En física también hizo una maestría en la Universidad de los Andes y viajó a Reino Unido para hacer un doctorado becada en la Universidad de Oxford. Estando allí, sólo tres años después de llegar a otro país, se lanzó por primera vez a hacer investigación independiente. Tenía 29 años, era latina y mujer. Hoy, también mamá de dos niños y profesora de tiempo completo en el Departamento de Física y Astronomía de la University College de Londres, sigue hablando con pasión de la física, planteándose sus propias preguntas y buscando responderlas con el equipo de investigación.

Al preguntarle cuál es el campo qué la cautiva tanto, lo que aún investiga, Alexandra responde con pocas palabras: “Usamos la física cuántica para entender la biología.

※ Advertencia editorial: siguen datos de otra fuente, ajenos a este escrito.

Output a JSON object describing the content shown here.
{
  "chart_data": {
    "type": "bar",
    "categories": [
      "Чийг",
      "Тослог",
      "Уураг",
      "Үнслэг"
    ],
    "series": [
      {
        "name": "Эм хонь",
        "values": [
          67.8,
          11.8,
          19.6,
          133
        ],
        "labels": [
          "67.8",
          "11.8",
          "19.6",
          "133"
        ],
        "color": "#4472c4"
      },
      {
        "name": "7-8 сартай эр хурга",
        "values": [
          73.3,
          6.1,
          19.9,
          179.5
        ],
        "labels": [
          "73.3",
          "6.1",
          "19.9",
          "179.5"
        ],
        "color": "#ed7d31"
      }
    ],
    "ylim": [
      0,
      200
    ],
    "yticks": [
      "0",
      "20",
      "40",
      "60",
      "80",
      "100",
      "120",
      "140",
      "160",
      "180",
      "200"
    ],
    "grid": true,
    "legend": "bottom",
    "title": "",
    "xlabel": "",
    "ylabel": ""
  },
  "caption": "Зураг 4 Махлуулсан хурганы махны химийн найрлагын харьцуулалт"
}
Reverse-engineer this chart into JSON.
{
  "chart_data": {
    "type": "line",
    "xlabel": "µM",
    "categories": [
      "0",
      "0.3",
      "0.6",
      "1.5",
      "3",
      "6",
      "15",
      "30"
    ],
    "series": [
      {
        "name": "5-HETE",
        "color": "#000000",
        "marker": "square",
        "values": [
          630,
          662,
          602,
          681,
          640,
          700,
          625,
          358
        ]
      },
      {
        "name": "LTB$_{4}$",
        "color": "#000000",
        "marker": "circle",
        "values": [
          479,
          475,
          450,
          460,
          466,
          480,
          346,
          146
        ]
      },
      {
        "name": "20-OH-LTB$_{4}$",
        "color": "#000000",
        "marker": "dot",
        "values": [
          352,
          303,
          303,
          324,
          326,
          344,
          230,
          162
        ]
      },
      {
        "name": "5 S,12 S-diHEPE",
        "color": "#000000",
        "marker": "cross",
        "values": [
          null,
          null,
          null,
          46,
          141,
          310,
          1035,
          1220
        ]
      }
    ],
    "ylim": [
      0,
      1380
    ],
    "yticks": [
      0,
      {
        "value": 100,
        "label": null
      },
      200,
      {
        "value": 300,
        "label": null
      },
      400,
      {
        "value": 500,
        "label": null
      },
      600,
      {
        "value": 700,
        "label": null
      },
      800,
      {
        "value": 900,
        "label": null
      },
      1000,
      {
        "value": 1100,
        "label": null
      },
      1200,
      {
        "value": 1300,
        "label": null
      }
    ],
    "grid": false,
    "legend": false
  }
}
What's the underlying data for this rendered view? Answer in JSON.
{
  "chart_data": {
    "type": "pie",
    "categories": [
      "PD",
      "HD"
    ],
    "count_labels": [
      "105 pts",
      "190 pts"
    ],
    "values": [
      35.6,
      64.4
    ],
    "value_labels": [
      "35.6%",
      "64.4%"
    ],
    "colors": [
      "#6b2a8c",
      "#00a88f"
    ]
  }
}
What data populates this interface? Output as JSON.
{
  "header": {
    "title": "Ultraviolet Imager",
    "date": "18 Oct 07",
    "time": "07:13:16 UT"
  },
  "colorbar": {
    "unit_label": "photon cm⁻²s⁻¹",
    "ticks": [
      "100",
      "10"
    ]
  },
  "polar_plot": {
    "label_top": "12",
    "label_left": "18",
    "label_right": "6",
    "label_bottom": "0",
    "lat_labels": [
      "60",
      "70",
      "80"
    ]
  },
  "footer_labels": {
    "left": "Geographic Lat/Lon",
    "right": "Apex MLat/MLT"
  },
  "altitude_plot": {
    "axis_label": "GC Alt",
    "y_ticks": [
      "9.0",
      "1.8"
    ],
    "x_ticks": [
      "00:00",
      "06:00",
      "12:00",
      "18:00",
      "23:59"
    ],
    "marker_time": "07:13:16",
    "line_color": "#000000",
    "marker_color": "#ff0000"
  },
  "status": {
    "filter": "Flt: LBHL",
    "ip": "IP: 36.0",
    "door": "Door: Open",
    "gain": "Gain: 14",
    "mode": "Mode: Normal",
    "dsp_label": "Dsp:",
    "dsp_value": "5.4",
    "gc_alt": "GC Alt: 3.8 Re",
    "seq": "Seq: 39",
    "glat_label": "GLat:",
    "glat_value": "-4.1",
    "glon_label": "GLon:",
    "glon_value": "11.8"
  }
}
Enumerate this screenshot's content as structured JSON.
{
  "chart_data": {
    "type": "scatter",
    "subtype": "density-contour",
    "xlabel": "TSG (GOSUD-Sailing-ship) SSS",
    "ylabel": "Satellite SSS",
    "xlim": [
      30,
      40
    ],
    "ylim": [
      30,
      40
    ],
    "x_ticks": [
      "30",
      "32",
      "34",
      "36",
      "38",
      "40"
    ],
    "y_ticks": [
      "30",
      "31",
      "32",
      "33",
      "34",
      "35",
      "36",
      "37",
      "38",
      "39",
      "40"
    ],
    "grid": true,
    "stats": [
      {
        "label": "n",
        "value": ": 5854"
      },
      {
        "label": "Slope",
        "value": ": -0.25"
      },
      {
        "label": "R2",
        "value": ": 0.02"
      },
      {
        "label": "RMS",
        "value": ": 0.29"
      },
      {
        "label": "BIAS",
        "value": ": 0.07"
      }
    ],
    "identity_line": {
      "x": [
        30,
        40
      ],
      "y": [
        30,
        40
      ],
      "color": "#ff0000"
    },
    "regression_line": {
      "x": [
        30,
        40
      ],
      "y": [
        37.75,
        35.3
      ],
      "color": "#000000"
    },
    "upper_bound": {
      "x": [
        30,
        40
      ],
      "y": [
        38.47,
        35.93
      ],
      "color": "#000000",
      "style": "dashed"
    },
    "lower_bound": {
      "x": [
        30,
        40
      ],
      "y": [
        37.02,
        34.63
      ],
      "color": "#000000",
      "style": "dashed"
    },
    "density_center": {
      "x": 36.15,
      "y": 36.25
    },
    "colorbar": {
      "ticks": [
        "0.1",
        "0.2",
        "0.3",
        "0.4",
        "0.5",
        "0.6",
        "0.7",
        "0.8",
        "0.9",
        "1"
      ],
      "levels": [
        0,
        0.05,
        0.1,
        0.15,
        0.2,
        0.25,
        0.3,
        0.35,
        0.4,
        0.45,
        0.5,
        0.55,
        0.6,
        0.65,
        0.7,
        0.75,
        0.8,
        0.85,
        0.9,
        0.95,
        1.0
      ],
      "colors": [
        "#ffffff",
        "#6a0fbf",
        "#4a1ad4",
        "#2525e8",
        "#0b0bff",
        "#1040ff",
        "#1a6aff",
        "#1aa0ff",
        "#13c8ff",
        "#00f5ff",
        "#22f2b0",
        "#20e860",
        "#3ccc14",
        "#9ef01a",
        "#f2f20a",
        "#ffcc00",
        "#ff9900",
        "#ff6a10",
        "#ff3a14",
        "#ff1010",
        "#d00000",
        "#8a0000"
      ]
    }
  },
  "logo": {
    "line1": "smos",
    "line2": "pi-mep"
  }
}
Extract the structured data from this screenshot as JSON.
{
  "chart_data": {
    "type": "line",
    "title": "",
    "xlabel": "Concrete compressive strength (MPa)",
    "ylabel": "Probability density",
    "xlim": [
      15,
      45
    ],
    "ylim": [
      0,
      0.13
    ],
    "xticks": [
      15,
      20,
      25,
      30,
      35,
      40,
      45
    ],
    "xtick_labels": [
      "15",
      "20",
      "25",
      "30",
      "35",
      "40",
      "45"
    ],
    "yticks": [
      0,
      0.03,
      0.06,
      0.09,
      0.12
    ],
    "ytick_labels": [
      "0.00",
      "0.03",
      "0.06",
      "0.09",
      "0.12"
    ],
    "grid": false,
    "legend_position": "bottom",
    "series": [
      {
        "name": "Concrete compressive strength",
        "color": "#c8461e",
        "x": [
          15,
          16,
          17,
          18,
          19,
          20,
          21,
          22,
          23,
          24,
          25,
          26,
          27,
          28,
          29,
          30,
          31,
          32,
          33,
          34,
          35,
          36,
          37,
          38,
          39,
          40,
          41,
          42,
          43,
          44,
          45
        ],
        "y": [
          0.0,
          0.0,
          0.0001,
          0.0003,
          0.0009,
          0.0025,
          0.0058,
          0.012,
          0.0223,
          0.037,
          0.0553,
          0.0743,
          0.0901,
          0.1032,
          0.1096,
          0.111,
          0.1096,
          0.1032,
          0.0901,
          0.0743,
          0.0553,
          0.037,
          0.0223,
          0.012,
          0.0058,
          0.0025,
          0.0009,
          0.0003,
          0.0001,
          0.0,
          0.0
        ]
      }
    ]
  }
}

Especialmente en las moléculas que tienen que ver con la fotosíntesis”. Pero cuando lo explica detalladamente se entiende por qué es un tema que deja sin aliento y por qué la hizo ganadora de la Medalla Maxwell del Institute of Physics de Londres en el 2016. Un premio que, entre otros, también se han llevado personajes como Steven Hawking.

“Queremos entender cómo funciona la naturaleza y una de las cosas en las que me he concentrado es en la fotosíntesis, en cómo las plantas utilizan la luz solar, el CO2 y el agua para producir oxigeno y biomasa."Sabemos que, para atrapar la luz, las plantas tienen unas moléculas muy muy pequeñas, del orden de los nanómetros”, comenta. “Tan pequeñas que es como si cogieras un cubo de azúcar y lo dividieras en un millón de partes y, esos pedazos, los divides en 10 partes, ese es el tamaño. En esa escala no puedes utilizar la física clásica del mundo macroscópico , sino que debes describir los procesos con física cuántica”. En otras palabras, lo que está persiguiendo Alexandra es encontrar cuáles son las leyes de la biofísica a una escala tan mínima que, incluso, nos cuesta dimensionar.

Si se logran descifrar esas leyes, entonces también se pueden reproducir, artificialmente, la forma cómo funcionan sus sistemas para usarlas a nuestro favor. A futuro, comenta, es pensar en “una batería orgánica y alimentada por luz solar para los celulares o tener sistemas microscópicos que sepan aprovechar la luz del sol”.

Aunque al decidir estudiar Física ella ni pensó en que era un campo dominado por hombres, sí lo fue notando a medida que iba subiendo en los escalafones académicos. A Alexandra le ha tocado hacer “piruetas” con sus horarios y tiempos, que sus colegas, en mayoría hombres, ni les ha tocado imaginar. Sólo decidió tener hijos cuando tuvo la estabilidad de ser contratada como profesora asistente, en el 2012, y para ir a congresos, simposios y reuniones en otras ciudades, se llevaba a su hija y alguno de sus padres la acompañaba para estar pendiente.

También tiene presente una anécdota amarga que sucedió en uno de estos eventos. En una conferencia en Alemania, en donde de 100 personas solo había dos mujeres, un colega, en tono de chiste, le preguntó: ¿Qué haces acá, nos vas a servir el vino? “La mayoría de los hombres no estuvieron de acuerdo, pero sí era el imaginario que tenía esta persona, solo una persona, de una generación más anterior a la mía, porque era mujer y latina”, recuerda.

Ahora sabe que, en una ciencia como la física, y sobre todo en su nivel de especialidad, son pocas las mujeres. Tiene las cifras claras: “En Reino Unido sólo el 38% de personas haciendo  investigación son mujeres, un porcentaje parecido con el de Colombia. La diferencia es que mientras acá 4.500 personas por millón hacen ciencia, en Colombia el número se reduce a 90 personas por millón”.